日本人のテーブルでの食事姿勢は、重心を外している〝死に体〟だと解説した。

 

だが、元来は畳に正座でのお椀と箸である。

この状態から、脚を伸ばすと人は前に転がる。

後ろから刺客に抜かれた時、前に翻ってかわしながら返り討ちにすることができる。重心が外れているどころか、スキが無い。

 

 

つまり、欧米文化との融合が、やはり日本人の動作をスポイルしている。

 

日本人の動作の根幹は、農耕ではなく武術だと思っている。

 

欧米人の動き、我々の形に対してある意味正当なその動き方は、位置エネルギーを運動エネルギーに転化する重心外しの瞬間がスキになる。重心を外したら、次の着地まで空間におけるその軌道を変えたり戻ったりできない。何もできない無力の時間。ここが武術では刺されて斬られる場所になる。
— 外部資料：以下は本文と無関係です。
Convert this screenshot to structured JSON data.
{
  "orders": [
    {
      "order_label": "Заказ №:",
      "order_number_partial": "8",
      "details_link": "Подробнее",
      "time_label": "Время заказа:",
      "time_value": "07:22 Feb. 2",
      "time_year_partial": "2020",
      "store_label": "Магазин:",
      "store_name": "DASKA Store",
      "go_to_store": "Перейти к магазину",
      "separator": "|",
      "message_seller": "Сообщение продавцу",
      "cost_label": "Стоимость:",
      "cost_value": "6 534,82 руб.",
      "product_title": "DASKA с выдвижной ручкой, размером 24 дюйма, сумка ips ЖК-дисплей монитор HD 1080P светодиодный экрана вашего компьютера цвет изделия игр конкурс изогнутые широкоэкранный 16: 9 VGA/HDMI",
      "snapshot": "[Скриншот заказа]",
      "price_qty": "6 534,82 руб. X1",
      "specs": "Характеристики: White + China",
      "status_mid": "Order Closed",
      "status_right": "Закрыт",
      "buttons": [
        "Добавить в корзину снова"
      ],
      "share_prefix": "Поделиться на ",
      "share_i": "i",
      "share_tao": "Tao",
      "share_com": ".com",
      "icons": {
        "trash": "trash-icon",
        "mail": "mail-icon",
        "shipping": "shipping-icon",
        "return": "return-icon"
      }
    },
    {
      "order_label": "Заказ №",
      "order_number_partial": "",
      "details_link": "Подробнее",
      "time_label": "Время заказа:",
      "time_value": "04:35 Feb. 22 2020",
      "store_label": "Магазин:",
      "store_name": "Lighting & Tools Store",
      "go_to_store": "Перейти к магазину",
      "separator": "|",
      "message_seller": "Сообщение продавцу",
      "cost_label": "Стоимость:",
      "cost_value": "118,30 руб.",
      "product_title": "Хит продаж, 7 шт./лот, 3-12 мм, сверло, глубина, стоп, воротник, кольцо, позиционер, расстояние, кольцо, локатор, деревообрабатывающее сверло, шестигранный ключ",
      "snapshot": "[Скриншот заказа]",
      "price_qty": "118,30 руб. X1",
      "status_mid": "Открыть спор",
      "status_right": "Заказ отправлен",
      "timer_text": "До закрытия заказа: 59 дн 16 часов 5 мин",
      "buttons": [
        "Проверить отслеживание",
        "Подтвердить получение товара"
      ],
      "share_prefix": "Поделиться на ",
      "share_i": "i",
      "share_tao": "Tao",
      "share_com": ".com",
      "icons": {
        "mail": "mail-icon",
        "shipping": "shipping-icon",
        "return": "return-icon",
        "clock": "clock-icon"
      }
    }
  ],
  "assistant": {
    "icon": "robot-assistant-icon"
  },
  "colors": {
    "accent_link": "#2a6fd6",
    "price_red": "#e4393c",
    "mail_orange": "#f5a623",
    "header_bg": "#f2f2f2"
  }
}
サッカーやバスケなら抜かれる場所。フェイントにかかってお手上げの、あのどうしようもない瞬間の話である。

 

武術において、これはヤバい。だから重心を外さない歩き方をするのであり、両膝を抜けば姿を消すこともできる。西洋人のように体は立てない。関節は緩みの状態にしておかなければいけないから。

 

全て戦略的に、動物的な動きをさらに一歩進めて、千年以上の時をかけて磨き抜いた知略的な動きが、現代では垣間見る事も難しい日本古来の動作だ。

 

 

日本の伝統的なリズムも、当然その要素で成り立っている。

重心は外さず、関節の締りも作らない。

 

だから恐らくどのタイミングでもリズムに入って行けるはずである。和製バックビートとはまた違う話。

 

 

対するバックビートでは、僕のグラフによると少なくとも3拍目過ぎからの助走が必要。

『①イチ、②ニイ、③サンの④おい!』かな。

 

 

僕はバックビート至上主義じゃない。

邦楽で好きな曲やミュージシャン沢山あるし、初期のチェッカーズはビートルズに匹敵する世界文化遺産だと思ってるし、桑田佳祐はポールマッカートニーに匹敵する天才だと思ってるし、アルフィーが青春だった。

 

 

しかし、ブルースとかソウルとかヒップホップだとかの看板を掲げるなら、ピッキングのアタックとかフレーズとかよりも、黒人ぽい歌唱力とかライムとかフロウとかよりも、バックビートであるかないかが一番大事だと思う。